Ты, синица, садись на подсвечник,
зяблик, ты на часы, только стрелок
не трогай.
И врачи, и медсестры твердили: в санаторий после второго инфаркта, в санаторий, но он спешил в Комарово, хотел отпраздновать день рождения, как всегда, в своем доме, среди близких ему людей.
В доме было сыро, холодно, точно в склепе, он открыл окна, волна полутеплого живого весеннего воздуха влилась внутрь.
Затопить котел сил не было, стоило отсидеться, отлежаться. Привезли газовый баллон, за который накануне заплатили по его просьбе соседи.
Он поставил на письменный старинный любимый стол маленькую акварель индейца в кожаной рукодельной рамке, достал с полки над портретом Баха — улыбнувшись: надо же для веселия души прочесть о себе что-то хорошее, — желтый пакет со статьями из будущего. Подумав, достал привезенный конверт с надписью «Завещание», чтобы показать его Лене, когда она приедет навестить. Холод был собачий, приняв нитроглицерин, пошел он включить газ.
Баллон был пуст.
Эти газовщики, вечно пьяные, то ли спутали баллоны, то ли подрабатывали: тем, кто приплатит, ставили без очереди полный, тетёхам — пустой.
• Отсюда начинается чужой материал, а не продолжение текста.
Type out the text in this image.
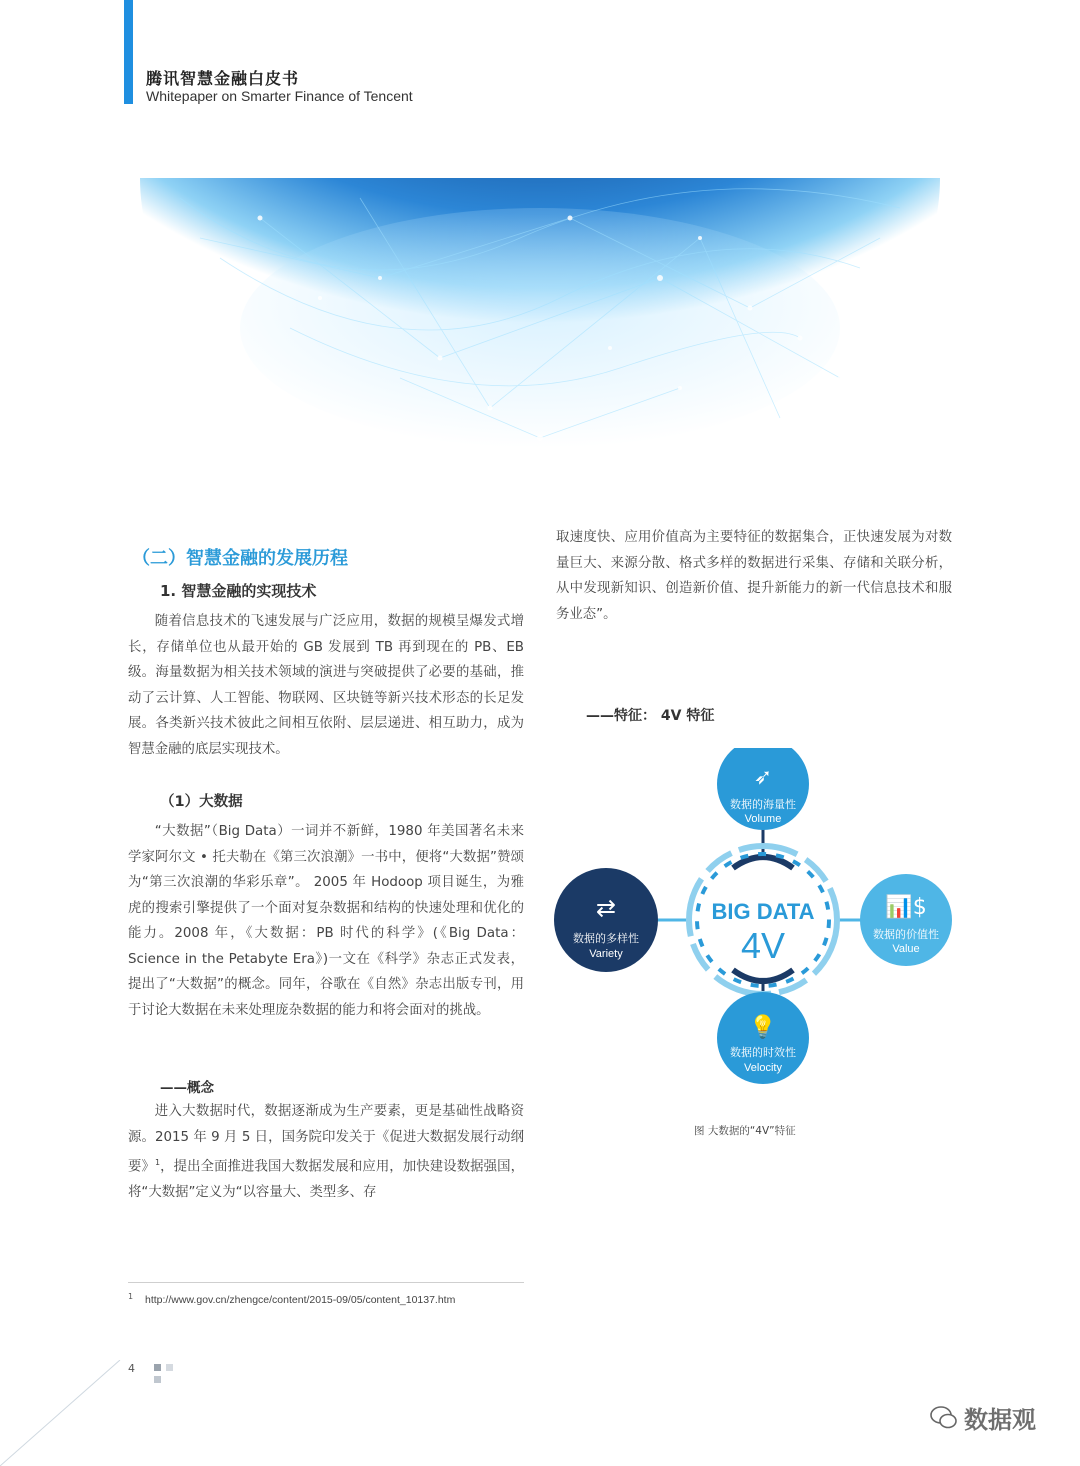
腾讯智慧金融白皮书
Whitepaper on Smarter Finance of Tencent
（二）智慧金融的发展历程
1. 智慧金融的实现技术

随着信息技术的飞速发展与广泛应用，数据的规模呈爆发式增长，存储单位也从最开始的 GB 发展到 TB 再到现在的 PB、EB 级。海量数据为相关技术领域的演进与突破提供了必要的基础，推动了云计算、人工智能、物联网、区块链等新兴技术形态的长足发展。各类新兴技术彼此之间相互依附、层层递进、相互助力，成为智慧金融的底层实现技术。

（1）大数据

“大数据”（Big Data）一词并不新鲜，1980 年美国著名未来学家阿尔文 • 托夫勒在《第三次浪潮》一书中，便将“大数据”赞颂为“第三次浪潮的华彩乐章”。 2005 年 Hodoop 项目诞生，为雅虎的搜索引擎提供了一个面对复杂数据和结构的快速处理和优化的能力。2008 年，《大数据：PB 时代的科学》(《Big Data：Science in the Petabyte Era》)一文在《科学》杂志正式发表，提出了“大数据”的概念。同年，谷歌在《自然》杂志出版专刊，用于讨论大数据在未来处理庞杂数据的能力和将会面对的挑战。

——概念

进入大数据时代，数据逐渐成为生产要素，更是基础性战略资源。2015 年 9 月 5 日，国务院印发关于《促进大数据发展行动纲要》$^1$，提出全面推进我国大数据发展和应用，加快建设数据强国，将“大数据”定义为“以容量大、类型多、存

取速度快、应用价值高为主要特征的数据集合，正快速发展为对数量巨大、来源分散、格式多样的数据进行采集、存储和关联分析，从中发现新知识、创造新价值、提升新能力的新一代信息技术和服务业态”。

——特征： 4V 特征
BIG DATA
4V
➶
数据的海量性
Volume
⇄
数据的多样性
Variety
📊$
数据的价值性
Value
💡
数据的时效性
Velocity
图 大数据的“4V”特征
1 http://www.gov.cn/zhengce/content/2015-09/05/content_10137.htm
4
数据观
Он послал себе из Москвы несколько посылок, чтобы меньше вещей тащить, в одном из ящиков электроплитка; но извещений, хотя посылки отправил он за две недели, в почтовом ящике не оказалось.
И тут его охватил гнев.
Что за мерзавцы — лишить возможности поесть, выпить чаю старого одинокого больного человека? На секунду он даже забыл, что этот человек — он сам. Квитанции оплачивали на почте, туда же должны были прийти посылки; надо было идти квартала четыре. Он не был уверен, что дойдет. Дверь закрывать не стал, одуванчиковый золотой лужок перед домом встретил его всплеском веселого желто-золотого солнечного цветения. Наверху, должно быть, на березе, пел зяблик, храбрый малютка, прилетающий раньше всех, застающий последние снегопады, улетающий последним, когда первый снег нисходит.
А что, если, — подумал он, закрывая калитку, — правы народы, твердящие о переселении душ? Умру, стану птицей?
Нина Александровна с молоденькой спутницей своей (выпустившей год назад под ее редакцией книгу стихов и познакомившейся с Клюзнером в его последнее лето) приехала на кладбище на такси.
Народу было мало: представитель Союза композиторов, чьей обязанностью было произносить кладбищенские речи, бедно одетый юноша, какой-то незаметный человек в сером пыльнике, худенькая женщина (она спросила спутницу Нины Александровны: «Вы не Лена?»), два могильщика.
Пока говорил речь безымянный композитор, пока опускали гроб, бросали по горсти песка (песок был тяжелый, влажный, темно-золотой), на дереве над могилой пел зяблик. Под его голосок все и разошлись.
Мужчины уехали на похоронном автобусе, могильщики ушли в неизвестном направлении, Нина Александровна и приехавшая с нею поэтесса пошли на вокзал, однако по дороге свернули к клюзнеровскому дому, а худенькая темноволосая женщина, написав что-то на листе бумаги, положила записку свою на могилу, придавив ее камнем.
Дом стоял темный, тихий, блестя стеклами, осиротевший, издалека на темной опечатанной двери видна была ярко-белая казенная бумажка с лиловой печатью милицейского ведомства. Лужок вокруг дома, освещенный солнцем, сиял, слезы проступали от слепящей яркости одуванчиковой медовой желтизны.
В поезде к женщинам пристала цыганка, требовала, чтобы согласились погадать, хотела денег, Нина Александровна сказала — оставьте нас, уйдите, мы с похорон, нам не до ваших гаданий, цыганка обрушилась на них с проклятьями, будьте вы обе прокляты, трех рублей вам жалко, пошла, звеня бранзулетками, шумя юбками, в соседний вагон, образ ситцевой Смерти.
— Все-таки талант у него был редкий, — сказала Нина Александровна, — музыка чудесная, что-то моцартовское, свет, серебро, это людей к нему и привлекало.
— Но ведь я не слышала его музыки, — возразила ей спутница ее, — а с детства ходила вокруг темного бревенчатого дома с крутой крышей на околице, прозрачные стекла, зеленая лампа в окне, волшебное царство.
Вагон привычно стучал колесами, но словно стерлась, развеялась череда заоконных пейзажей с загородными домами, деревьями, перронами, названиями станций: ехали в облаке, где светился пронзительный одуванчиковый лужок перед темным опустевшим крыльцом, жгла руку горсть тяжелого песка, звучал бессмертный голосок зяблика.
Через три дня из репинского Дома творчества композиторов съехал в Москву Шостакович. Похоронили его в августе того же лета. А в июле умер Бихтер.